Nor would Alexander have been comforted had he known how deeply the Medici were involved. Or if he had been able to see that the driving force behind the crisis, its evil genius, was Giuliano della Rovere, whose continually building anger at having lost the papal election had sent him to Florence in search of ways to make trouble. He found his opportunity in Cibo’s eagerness to sell, Virginio’s hunger to buy, and Piero’s willingness to arrange the financing. The situation must have delighted him, especially the prospect of punishing Alexander and Ascanio for denying him the papal crown. The ramifications reached in every direction, and so many powerful men had a stake in the outcome that the potential consequences were beyond reckoning. Even the College of Cardinals broke once again into factions.

It was from such petty beginnings that the undoing of all Italy proceeded. Cibo had already handed over the castles to Virginio by the time Alexander learned of the sale, and when the pope objected, he was ignored. When word reached Milan of what was happening, Ludovico Sforza’s fear of being left isolated turned into something approaching panic. It was undoubtedly his brother Ascanio who, making full use of his insider position as vice-chancellor and papal friend, persuaded Alexander to summon a consistory at which he denounced Ferrante and effectively accused della Rovere of treason. Ferrante, himself alarmed now and in the unfamiliar position of being innocent of the charges against him, sent his son Federico to Rome to smooth things over. Duke Federico’s instructions were to offer not just an alliance but marriages between two members of the Neapolitan royal family and a couple of the numerous young Borgias who had been crowding into the papal court since Alexander’s election. Nothing came of this; a pact with Naples would have wrecked negotiations that Ascanio Sforza already had in process, on the pope’s behalf, to reconcile his brother in
Milan and the government of Venice.

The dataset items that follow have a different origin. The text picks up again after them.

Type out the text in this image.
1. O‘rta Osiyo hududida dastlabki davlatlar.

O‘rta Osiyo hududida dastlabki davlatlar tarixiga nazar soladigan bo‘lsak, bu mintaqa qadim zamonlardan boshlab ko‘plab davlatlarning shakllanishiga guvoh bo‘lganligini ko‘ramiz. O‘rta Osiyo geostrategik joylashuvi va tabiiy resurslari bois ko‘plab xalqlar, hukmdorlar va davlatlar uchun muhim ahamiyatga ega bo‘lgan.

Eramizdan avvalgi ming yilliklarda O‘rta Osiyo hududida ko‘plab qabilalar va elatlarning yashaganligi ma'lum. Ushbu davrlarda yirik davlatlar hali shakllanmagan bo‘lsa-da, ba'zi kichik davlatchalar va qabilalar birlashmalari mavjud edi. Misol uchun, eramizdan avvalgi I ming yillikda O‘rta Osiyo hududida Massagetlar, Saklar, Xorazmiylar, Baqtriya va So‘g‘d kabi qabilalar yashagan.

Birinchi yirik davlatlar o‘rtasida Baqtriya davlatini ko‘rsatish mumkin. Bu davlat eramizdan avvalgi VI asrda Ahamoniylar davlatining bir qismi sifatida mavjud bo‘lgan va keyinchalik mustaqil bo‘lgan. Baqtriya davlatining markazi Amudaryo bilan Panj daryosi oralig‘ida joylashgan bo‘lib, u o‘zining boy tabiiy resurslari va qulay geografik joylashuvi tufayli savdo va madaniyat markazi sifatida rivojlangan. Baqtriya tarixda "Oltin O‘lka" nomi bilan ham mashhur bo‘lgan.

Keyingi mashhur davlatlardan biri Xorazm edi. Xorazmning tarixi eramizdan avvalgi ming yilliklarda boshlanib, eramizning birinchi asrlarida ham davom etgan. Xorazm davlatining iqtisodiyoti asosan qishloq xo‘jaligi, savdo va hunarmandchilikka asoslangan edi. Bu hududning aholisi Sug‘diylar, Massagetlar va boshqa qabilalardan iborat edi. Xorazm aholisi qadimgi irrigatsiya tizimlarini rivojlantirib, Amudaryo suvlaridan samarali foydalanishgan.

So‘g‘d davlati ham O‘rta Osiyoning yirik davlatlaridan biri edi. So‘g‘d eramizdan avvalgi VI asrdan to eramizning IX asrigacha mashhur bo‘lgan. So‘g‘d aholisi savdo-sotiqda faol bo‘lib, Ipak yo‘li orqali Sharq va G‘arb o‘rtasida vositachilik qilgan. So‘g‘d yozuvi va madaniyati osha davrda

Federico had to return to his father with nothing to show for two months at the papal court. Della Rovere, back in Rome but seeing the tide running strongly against him, withdrew to Ostia and barricaded himself inside a fortress commanding the Vatican’s access to the sea. Alexander responded by moving troops into the nearby coastal city of Civitavecchia, creating a standoff. When Ascanio’s negotiations bore fruit in the form of a new League of St. Mark, allying Rome not only with Milan and Venice but with the smaller city-states of Siena, Mantua, and Ferrara, a shocked Ferrante assured della Rovere that Naples would come to his aid if Alexander moved against him. General war seemed just one provocation away.